Uma Lava Jato dentro da Lava Jato
Os diálogos divulgados pelo site jornalístico Intercept mostraram a urgência em criar uma força tarefa para investigar os intestinos da força tarefa que o Brasil inteiro conheceu pelo nome de Lava Jato. É urgente, porque corremos o risco de testemunhar mais uma frustração nacional na tentativa de combater a corrupção na administração pública, partidos, empresas privadas e sistema judiciário.
O que o Intercept escancarou é a forma como um grupo de procuradores do Ministério Público Federal utilizaram o pretexto de combater o superfaturamento, propinas, caixa 2 e lavagem de dinheiro no governo, partidos e empreiteiras para fazer política e promover ideologias. Com isto frustraram todos os milhões de brasileiros que acreditaram na possibilidade da Lava Jato iniciar o saneamento das relações promiscuas entre governantes, partidos políticos e empresas privadas prestadoras de serviços para o poder público tanto na esfera federal como na estadual e municipal.
A politização e ideologização das ações da Lava Jato, em especial o seu núcleo central apelidado de República de Curitiba, requer um desdobramento inevitável para descobrir como e porque procuradores jovens acabaram traindo os princípios do Ministério Público, em tese uma entidade defensora dos interesses do governo e do cidadão, para dar origem a uma organização clandestina, quase uma máfia, cujos reais interesses e objetivos ainda não estão claros.

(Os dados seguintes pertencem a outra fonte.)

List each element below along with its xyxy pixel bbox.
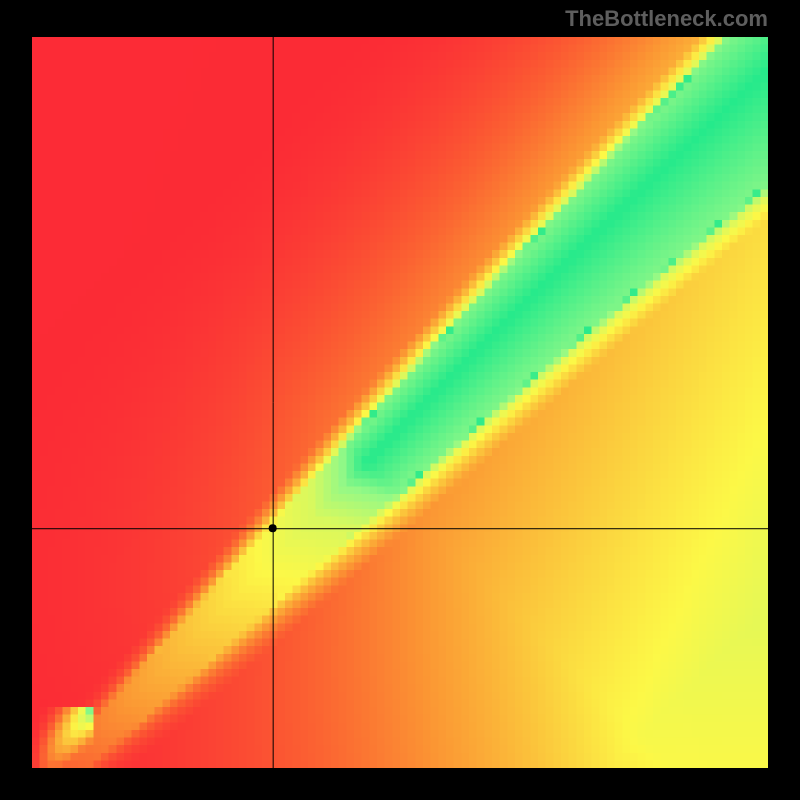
crosshair-overlay xyxy=(32,37,768,768)
watermark-text: TheBottleneck.com xyxy=(565,6,768,32)
heatmap-plot xyxy=(32,37,768,768)
chart-container: { "watermark": { "text": "TheBottleneck.… xyxy=(0,0,800,800)
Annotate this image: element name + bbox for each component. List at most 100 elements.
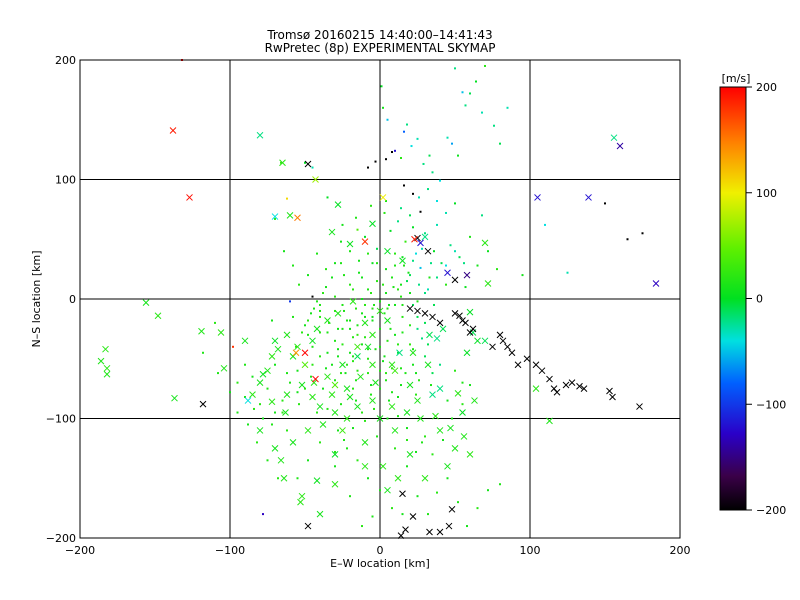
velocity-dot [316, 300, 318, 303]
velocity-dot [283, 250, 285, 253]
velocity-dot [382, 283, 384, 286]
velocity-dot [349, 495, 351, 498]
velocity-dot [341, 343, 344, 346]
velocity-dot [419, 266, 422, 269]
velocity-cross [256, 379, 264, 387]
velocity-dot [247, 423, 249, 426]
velocity-cross [309, 393, 316, 401]
velocity-dot [370, 204, 372, 207]
velocity-cross [379, 194, 387, 201]
velocity-dot [334, 262, 336, 265]
velocity-cross [244, 397, 252, 404]
velocity-cross [283, 391, 291, 398]
velocity-dot [376, 247, 378, 250]
velocity-dot [367, 372, 369, 375]
velocity-dot [422, 162, 425, 165]
velocity-cross [376, 307, 384, 315]
velocity-cross [546, 375, 553, 383]
colorbar-label: [m/s] [722, 72, 751, 85]
velocity-cross [499, 337, 507, 345]
velocity-cross [357, 373, 364, 381]
velocity-dot [449, 244, 452, 247]
velocity-dot [376, 280, 378, 283]
velocity-dot [406, 465, 408, 468]
velocity-dot [391, 276, 393, 279]
velocity-cross [504, 343, 511, 351]
velocity-dot [386, 417, 389, 420]
velocity-cross [538, 367, 546, 375]
velocity-dot [391, 391, 393, 394]
velocity-cross [361, 319, 369, 327]
velocity-dot [436, 276, 438, 279]
velocity-dot [361, 298, 363, 300]
velocity-dot [641, 232, 644, 235]
velocity-cross [421, 474, 429, 482]
chart-subtitle: RwPretec (8p) EXPERIMENTAL SKYMAP [265, 41, 496, 55]
velocity-cross [432, 412, 439, 420]
velocity-cross [451, 309, 459, 317]
velocity-cross [339, 361, 346, 369]
velocity-cross [301, 361, 309, 369]
velocity-dot [334, 450, 336, 453]
velocity-dot [331, 363, 333, 366]
velocity-dot [364, 315, 366, 318]
velocity-cross [298, 381, 306, 389]
velocity-dot [379, 345, 381, 348]
velocity-cross [409, 349, 417, 357]
velocity-cross [279, 159, 286, 167]
velocity-dot [371, 262, 374, 265]
velocity-cross [456, 312, 463, 320]
velocity-cross [463, 271, 471, 279]
velocity-dot [458, 256, 461, 259]
data-points [97, 59, 660, 539]
velocity-dot [521, 274, 524, 277]
velocity-dot [386, 339, 389, 342]
velocity-dot [463, 262, 465, 265]
velocity-dot [404, 372, 407, 375]
velocity-dot [334, 339, 336, 342]
velocity-dot [356, 333, 359, 336]
velocity-dot [428, 276, 431, 279]
velocity-dot [371, 307, 374, 310]
velocity-dot [419, 210, 422, 213]
velocity-dot [376, 435, 378, 438]
velocity-dot [337, 355, 339, 358]
velocity-cross [259, 370, 267, 378]
velocity-dot [322, 387, 324, 390]
velocity-dot [436, 200, 438, 203]
velocity-dot [446, 477, 449, 480]
x-axis-label: E–W location [km] [330, 557, 430, 570]
velocity-dot [391, 151, 393, 154]
velocity-dot [484, 64, 486, 67]
velocity-cross [451, 276, 459, 284]
velocity-cross [319, 421, 327, 428]
velocity-cross [532, 385, 540, 392]
velocity-dot [356, 228, 359, 231]
velocity-dot [379, 327, 381, 330]
velocity-dot [286, 372, 288, 375]
velocity-cross [406, 450, 414, 458]
velocity-dot [389, 327, 392, 330]
velocity-dot [367, 477, 369, 480]
velocity-cross [391, 367, 399, 375]
velocity-dot [316, 252, 318, 255]
velocity-dot [424, 321, 426, 324]
velocity-cross [417, 415, 424, 422]
velocity-cross [585, 194, 592, 201]
velocity-dot [385, 372, 387, 375]
velocity-cross [562, 381, 570, 389]
y-tick-label: −200 [46, 532, 76, 545]
velocity-dot [298, 283, 300, 286]
velocity-dot [352, 355, 354, 358]
velocity-dot [424, 292, 426, 295]
velocity-cross [312, 375, 319, 383]
velocity-dot [356, 324, 359, 327]
velocity-dot [496, 268, 498, 271]
velocity-cross [636, 403, 643, 410]
velocity-dot [383, 312, 386, 315]
velocity-dot [352, 360, 354, 363]
velocity-dot [415, 393, 417, 396]
velocity-dot [406, 123, 408, 126]
velocity-cross [271, 337, 279, 345]
velocity-cross [268, 398, 276, 406]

Na política, o grupo de procuradores chefiado pelo procurador paranaense Deltan Dallagnol, conseguiu impedir que o ex-presidente Luiz Inácio Lula da Silva concorresse e ganhasse as eleições de 2018. Não há muitas dúvidas de que Lula sabia dos negócios escusos em que seu governo e seu partido se meteram, mas nunca surgiu nenhuma prova concreta contra o ex-presidente que foi condenado a oito anos e alguns meses de prisão. Moralmente Lula pode ser considerado culpado, mas juridicamente foi punido com base em indícios ou suposições que não servem como prova.
A República de Curitiba
Os diálogos divulgados pelo Intercept mostram que o grupo de Deltan, com o apoio explícito do ex-juiz e agora ministro da Justiça Sergio Moro, usaram a lei e a desinformação para interferir no processo eleitoral em vez de se preocuparem com o combate à corrupção. A justificativa legal para a ação do Ministério Público para investigar ilícitos governamentais foi desvirtuada e aqui está o ponto critico no desdobramento futuro da Lava Jato. É indispensável investigar como e porque isto aconteceu.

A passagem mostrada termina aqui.